Some known "recent" genetic mutations and population differences in the book related to food include:
- A gene for salt conservation common in Tropical Africa, but not Eurasia
- Lactase persistence
- TCF7L2 gene variants connected to metabolism, particularly to the pathogenesis of diabetes
- Processing of alcohol, which leds to variable risks for fetal alcohol syndrome between populations
- A fairly rare ApoA-I mutation ( ApoA-Im), which makes its carriers process cholesterol more efficiently
Many of these are connected to ethnicity. Recently I was discussing salt with a friend of Tropical African decent. He said that even cooking with salt at home (the use of salt at home is trivial compared to that used in restaurants or in processed foods) made his blood pressure rise dangerously. For me, if I don't cook with salt my blood pressure gets quite low. I imagine my ancestors on the windy coast of Scotland would have not survived if their salted meat and fish that they relied on had such an effect.
Much of this book is speculation, but much of what went to press in 2009 has turned out to be true. The idea that humans hybridized with neanderthals, for example, has turned out to have a strong scientific basis.

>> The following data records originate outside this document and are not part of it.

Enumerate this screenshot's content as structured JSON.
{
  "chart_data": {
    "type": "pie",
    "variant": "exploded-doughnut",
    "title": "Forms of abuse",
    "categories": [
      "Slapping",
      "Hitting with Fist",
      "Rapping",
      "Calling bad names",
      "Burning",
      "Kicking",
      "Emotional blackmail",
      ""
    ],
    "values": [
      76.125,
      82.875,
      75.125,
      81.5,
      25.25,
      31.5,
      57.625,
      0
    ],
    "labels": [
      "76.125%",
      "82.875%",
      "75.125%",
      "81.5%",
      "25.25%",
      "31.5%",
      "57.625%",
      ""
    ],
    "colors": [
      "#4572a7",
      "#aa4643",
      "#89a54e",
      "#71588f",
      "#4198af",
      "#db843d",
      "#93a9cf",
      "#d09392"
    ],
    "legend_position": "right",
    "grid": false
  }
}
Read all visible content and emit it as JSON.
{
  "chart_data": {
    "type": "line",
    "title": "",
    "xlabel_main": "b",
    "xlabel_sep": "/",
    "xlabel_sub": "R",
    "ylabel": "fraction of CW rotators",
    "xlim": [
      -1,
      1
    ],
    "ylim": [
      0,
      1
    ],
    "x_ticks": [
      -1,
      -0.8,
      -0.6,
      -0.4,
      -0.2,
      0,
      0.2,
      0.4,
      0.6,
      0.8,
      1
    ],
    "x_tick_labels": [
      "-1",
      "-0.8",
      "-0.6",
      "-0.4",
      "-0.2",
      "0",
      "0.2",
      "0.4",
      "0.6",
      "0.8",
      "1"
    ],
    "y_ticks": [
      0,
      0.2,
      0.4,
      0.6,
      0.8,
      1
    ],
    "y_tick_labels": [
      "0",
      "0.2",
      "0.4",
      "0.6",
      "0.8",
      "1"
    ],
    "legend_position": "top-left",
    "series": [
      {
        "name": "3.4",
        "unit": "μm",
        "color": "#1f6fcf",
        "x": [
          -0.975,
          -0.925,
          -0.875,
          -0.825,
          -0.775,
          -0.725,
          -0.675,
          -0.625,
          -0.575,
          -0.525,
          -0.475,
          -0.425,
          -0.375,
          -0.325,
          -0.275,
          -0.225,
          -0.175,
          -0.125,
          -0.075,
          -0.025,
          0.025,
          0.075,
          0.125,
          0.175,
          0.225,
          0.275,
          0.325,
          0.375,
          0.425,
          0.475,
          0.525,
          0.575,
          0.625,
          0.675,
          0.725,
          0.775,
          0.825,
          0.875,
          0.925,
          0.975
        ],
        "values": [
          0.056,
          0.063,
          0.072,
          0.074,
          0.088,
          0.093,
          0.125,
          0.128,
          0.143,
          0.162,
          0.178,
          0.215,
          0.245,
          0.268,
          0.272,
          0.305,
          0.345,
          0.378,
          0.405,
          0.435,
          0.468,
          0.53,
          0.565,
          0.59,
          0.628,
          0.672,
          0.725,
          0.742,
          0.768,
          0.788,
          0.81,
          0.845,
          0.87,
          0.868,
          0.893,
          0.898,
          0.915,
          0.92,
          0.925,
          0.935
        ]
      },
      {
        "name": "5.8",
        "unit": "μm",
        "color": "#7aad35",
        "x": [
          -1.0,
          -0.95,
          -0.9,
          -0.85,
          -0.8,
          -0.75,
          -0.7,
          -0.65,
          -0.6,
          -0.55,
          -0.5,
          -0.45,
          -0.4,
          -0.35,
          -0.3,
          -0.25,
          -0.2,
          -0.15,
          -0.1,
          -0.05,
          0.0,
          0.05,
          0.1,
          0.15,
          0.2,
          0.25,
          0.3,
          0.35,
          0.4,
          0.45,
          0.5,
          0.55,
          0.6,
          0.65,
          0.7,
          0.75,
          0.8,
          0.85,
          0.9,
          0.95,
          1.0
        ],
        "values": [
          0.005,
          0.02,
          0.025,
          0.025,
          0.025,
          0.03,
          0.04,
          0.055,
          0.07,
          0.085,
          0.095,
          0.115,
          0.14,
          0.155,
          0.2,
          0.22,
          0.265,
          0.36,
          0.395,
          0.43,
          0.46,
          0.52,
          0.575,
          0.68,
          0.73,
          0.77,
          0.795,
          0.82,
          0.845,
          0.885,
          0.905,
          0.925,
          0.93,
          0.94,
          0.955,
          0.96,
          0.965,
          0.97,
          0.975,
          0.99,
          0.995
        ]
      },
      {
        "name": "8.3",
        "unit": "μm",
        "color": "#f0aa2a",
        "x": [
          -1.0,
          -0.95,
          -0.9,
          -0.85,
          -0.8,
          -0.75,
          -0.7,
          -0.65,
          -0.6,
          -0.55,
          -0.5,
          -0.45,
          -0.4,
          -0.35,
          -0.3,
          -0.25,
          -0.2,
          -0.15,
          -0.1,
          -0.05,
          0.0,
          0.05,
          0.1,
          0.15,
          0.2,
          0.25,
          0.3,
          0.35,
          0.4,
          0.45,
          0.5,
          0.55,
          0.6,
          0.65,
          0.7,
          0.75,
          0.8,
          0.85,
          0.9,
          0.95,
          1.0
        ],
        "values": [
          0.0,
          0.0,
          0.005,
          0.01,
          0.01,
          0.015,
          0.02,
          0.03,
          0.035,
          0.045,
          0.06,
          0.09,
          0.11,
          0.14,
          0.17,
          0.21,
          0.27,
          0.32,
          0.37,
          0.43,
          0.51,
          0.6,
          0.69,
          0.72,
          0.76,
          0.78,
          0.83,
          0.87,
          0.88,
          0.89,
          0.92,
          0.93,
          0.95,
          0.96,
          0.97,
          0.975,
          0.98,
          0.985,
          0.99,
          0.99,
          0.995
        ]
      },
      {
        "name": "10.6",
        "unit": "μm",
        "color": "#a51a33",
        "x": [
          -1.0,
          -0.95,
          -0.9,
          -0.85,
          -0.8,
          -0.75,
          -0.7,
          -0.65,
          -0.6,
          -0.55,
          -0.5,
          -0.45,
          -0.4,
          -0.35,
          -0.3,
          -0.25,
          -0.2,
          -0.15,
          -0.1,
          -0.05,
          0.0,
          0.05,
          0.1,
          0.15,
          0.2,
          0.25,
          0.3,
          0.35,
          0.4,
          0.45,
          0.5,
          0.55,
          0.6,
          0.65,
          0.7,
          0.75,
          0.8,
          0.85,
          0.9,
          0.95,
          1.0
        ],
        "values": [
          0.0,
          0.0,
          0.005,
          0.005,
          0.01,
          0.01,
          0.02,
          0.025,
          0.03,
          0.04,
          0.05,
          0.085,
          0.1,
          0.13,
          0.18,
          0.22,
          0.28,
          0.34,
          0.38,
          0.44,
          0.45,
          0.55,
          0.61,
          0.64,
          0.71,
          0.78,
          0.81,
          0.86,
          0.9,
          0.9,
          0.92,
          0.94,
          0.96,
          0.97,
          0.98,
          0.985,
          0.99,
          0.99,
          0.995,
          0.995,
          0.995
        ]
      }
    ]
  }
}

But they hypothesize that the 7R allele of the dopamine D4 receptor, which is thought to be related to the ADHD, was related to farming, when really it seems more related to migration. An interesting take away from the linked paper, Population Migration and the Variation of Dopamine D4 Receptor (DRD4) Allele Frequencies Around the Globe, is that cultures sometimes portrayed as being "wild" have low incidence of this allele.
I guess that brings me to say that this book is very interesting and thought provoking, but it lacks a core to really evaluate for a review. I know a lot of bloggers who have read this book and most of them haven't reviewed it.